Das Türblatt dieses Symbols, das eigens für den Eröffnungstag aufgebaut wird, bestehe aus 700 Schlüsseln - eine Mahnung an Menschen, die sich entscheiden müssten, ob sie in einem aufgeschlossenen oder abgeriegelten Europa leben wollten.
Doch ohne Geld funktionieren auch wohlmeinende Projekte nicht. Finanzielle Unterstützung gibt es unter anderem vom Landesministerium für Integration und Familie, der Rehkitz-Stiftung und dem Ortsbeirat Trier-Mitte/Gartenfeld.
Marion Pomas Strategie ist langfristig ausgelegt. Sie will das "Tor zum Gartenfeld" mit seiner "Open-Air-Gallery" und wechselnden Installationen zu einer Attraktion für die ganze Stadt machen. Das große Fest am Samstag, 17. Juni, ab 11 Uhr ist nur der erste Akt.

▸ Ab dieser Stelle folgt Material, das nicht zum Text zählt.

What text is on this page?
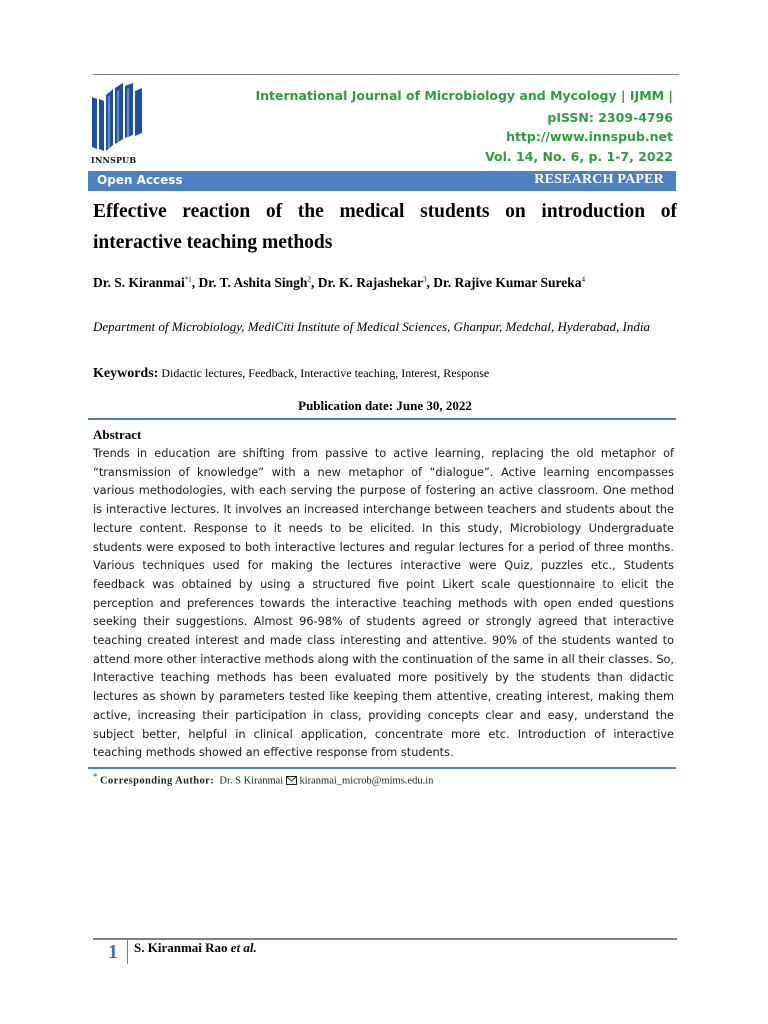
INNSPUB
International Journal of Microbiology and Mycology | IJMM |
pISSN: 2309-4796
http://www.innspub.net
Vol. 14, No. 6, p. 1-7, 2022
Open Access	RESEARCH PAPER
Effective reaction of the medical students on introduction of interactive teaching methods
Dr. S. Kiranmai$^{*1}$, Dr. T. Ashita Singh$^2$, Dr. K. Rajashekar$^3$, Dr. Rajive Kumar Sureka$^4$
Department of Microbiology, MediCiti Institute of Medical Sciences, Ghanpur, Medchal, Hyderabad, India
Keywords: Didactic lectures, Feedback, Interactive teaching, Interest, Response
Publication date: June 30, 2022
Abstract

Trends in education are shifting from passive to active learning, replacing the old metaphor of “transmission of knowledge” with a new metaphor of “dialogue”. Active learning encompasses various methodologies, with each serving the purpose of fostering an active classroom. One method is interactive lectures. It involves an increased interchange between teachers and students about the lecture content. Response to it needs to be elicited. In this study, Microbiology Undergraduate students were exposed to both interactive lectures and regular lectures for a period of three months. Various techniques used for making the lectures interactive were Quiz, puzzles etc., Students feedback was obtained by using a structured five point Likert scale questionnaire to elicit the perception and preferences towards the interactive teaching methods with open ended questions seeking their suggestions. Almost 96-98% of students agreed or strongly agreed that interactive teaching created interest and made class interesting and attentive. 90% of the students wanted to attend more other interactive methods along with the continuation of the same in all their classes. So, Interactive teaching methods has been evaluated more positively by the students than didactic lectures as shown by parameters tested like keeping them attentive, creating interest, making them active, increasing their participation in class, providing concepts clear and easy, understand the subject better, helpful in clinical application, concentrate more etc. Introduction of interactive teaching methods showed an effective response from students.

* Corresponding Author: Dr. S Kiranmai kiranmai_microb@mims.edu.in
1 S. Kiranmai Rao et al.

Das zweite Kunstprojekt im August heißt "Richtungen". Die Künstlergruppe Zinkflug wird dann an der Brücke eine im Wortsinn "richtungsweisende" Kunstinstallation anbringen.Extra: DER NAME GARTENFELDBRÜCKE


Die Gartenfeldbrücke verbindet die beiden Ortsteile Mitte und Gartenfeld des Stadtteils Trier-Mitte/Gartenfeld miteinander. Der Name der Brücke leitet sich vom Stadtteil Gartenfeld ab, wo sich im 18. und 19. Jahrhundert ausschließlich Gärtnereien und Gemüsefelder befanden. Heute ist das Viertel vor allem Geschäfts- und Wohnviertel. Die Brücke wurde im Jahr 2011 saniert. Die Sanierung kostete mehr als 200 000 Euro. Bei der Brücke handelt es sich um ein Betonbauwerk mit zwei Betonbögen. Die Bögen sind über Stahlrohre mit der Fahrbahn verankert, wodurch diese gehalten wird. Quelle: WikipediaExtra: DAS PROGRAMM DES BRÜCKENFESTS


Steff Becker und Freunde; Saif al-Khayyat mit TonNot; Jazz-Trio "Black Velvet; Maher Abdul Moaty, Tanzperformance; Kunsthappening von Annamalt zum Mitmachen; Kulinarische Leckerbissen und Aktionen; gegen 13 Uhr wird Oberbürgermeister Wolfram Leibe sprechen.